Sixteen-year-old Starr Carter moves between two worlds: the poor neighborhood where she lives and the fancy suburban prep school she attends. The uneasy balance between these worlds is shattered when Starr witnesses the fatal shooting of her childhood best friend Khalil at the hands of a police officer. Khalil was unarmed.
Soon afterward, his death is a national headline. Some are calling him a thug, maybe even a drug dealer and a gangbanger. Protesters are taking to the streets in Khalil’s name. Some cops and the local drug lord try to intimidate Starr and her family. What everyone wants to know is: what really went down that night? And the only person alive who can answer that is Starr.
But what Starr does or does not say could upend her community. It could also endanger her life.
Truly loved this book. I finished reading this shortly after binge watching “Dear White People” on Netflix. You hear a lot about police brutality on the news, but other than being sad when I hear about it and chatting about how terrible it is, that is really the extent of my knowledge on the subject. I loved this book because while it dealt with some incredibly heavy material, it was not preachy or aggressive but incredibly eye-opening and informative.
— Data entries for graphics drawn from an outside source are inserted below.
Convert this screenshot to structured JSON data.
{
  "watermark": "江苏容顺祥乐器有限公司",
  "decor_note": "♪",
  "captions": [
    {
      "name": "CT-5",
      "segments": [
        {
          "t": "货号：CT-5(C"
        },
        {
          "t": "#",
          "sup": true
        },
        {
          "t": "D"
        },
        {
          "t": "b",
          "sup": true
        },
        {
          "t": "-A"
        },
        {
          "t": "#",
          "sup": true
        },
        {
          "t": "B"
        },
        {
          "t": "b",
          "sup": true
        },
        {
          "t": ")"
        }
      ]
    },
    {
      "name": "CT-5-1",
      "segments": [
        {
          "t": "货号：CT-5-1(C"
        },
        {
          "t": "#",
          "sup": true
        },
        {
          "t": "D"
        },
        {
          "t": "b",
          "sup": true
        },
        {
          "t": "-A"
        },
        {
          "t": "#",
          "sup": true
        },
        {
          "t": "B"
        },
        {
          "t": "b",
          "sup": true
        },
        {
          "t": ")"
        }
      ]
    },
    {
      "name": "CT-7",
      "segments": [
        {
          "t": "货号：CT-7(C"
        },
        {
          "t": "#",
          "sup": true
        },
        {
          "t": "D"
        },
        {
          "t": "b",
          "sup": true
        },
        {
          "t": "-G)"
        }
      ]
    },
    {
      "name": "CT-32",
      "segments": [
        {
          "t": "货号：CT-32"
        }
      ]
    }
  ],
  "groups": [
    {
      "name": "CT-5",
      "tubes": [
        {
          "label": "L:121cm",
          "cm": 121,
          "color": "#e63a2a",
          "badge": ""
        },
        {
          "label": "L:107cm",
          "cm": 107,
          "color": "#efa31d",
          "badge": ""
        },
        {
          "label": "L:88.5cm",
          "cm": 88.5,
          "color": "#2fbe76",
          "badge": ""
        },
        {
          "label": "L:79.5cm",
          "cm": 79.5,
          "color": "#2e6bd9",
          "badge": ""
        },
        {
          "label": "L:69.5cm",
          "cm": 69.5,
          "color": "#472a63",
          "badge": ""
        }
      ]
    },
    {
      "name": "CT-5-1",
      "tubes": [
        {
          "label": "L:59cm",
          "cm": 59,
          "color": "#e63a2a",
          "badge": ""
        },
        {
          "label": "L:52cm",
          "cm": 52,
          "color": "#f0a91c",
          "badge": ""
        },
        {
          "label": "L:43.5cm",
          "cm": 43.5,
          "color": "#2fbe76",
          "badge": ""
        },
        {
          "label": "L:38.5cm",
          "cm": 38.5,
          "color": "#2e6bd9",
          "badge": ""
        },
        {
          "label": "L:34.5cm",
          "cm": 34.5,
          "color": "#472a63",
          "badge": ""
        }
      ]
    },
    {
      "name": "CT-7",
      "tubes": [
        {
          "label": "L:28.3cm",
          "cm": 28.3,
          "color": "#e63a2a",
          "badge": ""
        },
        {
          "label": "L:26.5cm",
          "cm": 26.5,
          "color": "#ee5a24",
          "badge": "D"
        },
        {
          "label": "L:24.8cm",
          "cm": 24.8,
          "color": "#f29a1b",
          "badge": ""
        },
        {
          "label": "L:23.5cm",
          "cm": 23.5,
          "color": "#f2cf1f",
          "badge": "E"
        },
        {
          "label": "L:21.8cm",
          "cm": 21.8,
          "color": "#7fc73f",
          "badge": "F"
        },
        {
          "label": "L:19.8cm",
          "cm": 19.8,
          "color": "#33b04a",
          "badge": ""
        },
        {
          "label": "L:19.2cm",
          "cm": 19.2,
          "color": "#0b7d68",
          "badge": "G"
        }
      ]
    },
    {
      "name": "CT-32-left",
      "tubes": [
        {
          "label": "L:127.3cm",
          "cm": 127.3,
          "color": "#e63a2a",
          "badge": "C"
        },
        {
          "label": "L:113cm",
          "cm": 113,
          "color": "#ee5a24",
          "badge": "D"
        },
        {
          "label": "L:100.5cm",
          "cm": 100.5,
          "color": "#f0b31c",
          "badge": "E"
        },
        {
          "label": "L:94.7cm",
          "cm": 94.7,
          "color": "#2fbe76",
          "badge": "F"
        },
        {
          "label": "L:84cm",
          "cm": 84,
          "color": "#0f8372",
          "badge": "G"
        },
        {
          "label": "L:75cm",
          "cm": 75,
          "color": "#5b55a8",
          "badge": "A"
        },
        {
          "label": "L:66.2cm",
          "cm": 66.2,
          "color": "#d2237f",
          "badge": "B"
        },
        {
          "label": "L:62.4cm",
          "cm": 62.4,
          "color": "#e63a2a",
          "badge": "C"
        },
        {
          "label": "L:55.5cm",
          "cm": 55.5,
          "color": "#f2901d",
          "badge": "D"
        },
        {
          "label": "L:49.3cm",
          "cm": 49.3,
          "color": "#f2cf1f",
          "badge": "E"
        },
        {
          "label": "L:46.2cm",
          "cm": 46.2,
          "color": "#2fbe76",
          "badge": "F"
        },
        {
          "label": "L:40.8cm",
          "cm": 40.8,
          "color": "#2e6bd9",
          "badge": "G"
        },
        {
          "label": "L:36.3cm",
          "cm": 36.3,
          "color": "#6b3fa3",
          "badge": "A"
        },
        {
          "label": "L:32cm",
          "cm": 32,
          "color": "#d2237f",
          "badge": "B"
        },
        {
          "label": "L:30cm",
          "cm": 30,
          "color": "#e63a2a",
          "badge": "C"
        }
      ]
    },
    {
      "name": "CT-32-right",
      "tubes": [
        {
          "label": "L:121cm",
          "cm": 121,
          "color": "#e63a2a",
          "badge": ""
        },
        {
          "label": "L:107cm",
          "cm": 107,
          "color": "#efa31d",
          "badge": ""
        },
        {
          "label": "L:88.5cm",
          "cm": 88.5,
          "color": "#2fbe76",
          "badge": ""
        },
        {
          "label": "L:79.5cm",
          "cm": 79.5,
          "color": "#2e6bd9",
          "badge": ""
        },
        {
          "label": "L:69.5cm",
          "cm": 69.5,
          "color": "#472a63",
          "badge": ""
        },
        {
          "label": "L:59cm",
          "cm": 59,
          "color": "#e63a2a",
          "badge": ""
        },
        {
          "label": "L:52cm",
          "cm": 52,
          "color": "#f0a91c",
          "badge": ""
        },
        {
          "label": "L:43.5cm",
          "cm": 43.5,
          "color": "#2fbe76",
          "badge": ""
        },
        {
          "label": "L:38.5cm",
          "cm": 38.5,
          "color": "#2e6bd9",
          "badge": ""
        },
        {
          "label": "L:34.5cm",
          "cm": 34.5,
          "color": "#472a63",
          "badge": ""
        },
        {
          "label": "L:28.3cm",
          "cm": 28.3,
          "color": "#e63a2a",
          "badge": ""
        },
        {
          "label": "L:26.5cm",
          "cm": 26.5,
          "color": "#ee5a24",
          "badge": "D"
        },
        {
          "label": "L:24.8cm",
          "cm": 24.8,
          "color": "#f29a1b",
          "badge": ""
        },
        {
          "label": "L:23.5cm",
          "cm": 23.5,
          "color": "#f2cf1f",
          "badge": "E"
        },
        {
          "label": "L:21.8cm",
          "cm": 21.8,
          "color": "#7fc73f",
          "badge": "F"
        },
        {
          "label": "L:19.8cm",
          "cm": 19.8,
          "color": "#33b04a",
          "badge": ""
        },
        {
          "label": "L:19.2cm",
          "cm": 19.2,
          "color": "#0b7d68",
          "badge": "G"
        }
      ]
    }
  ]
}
The main characters were your typical teens. They had typical teen problems, until one night when a routine traffic stop goes haywire and their world changes forever. The story references real-life people that have been killed in incidents involving police. This book deals with topics such as survivor’s guilt, gangs and the media portrayal of “gang bangers”.
I would recommend this book to everyone. Period. It is an incredible piece of fiction that speaks openly and honestly about a phenomenon that happens way too often in today’s society.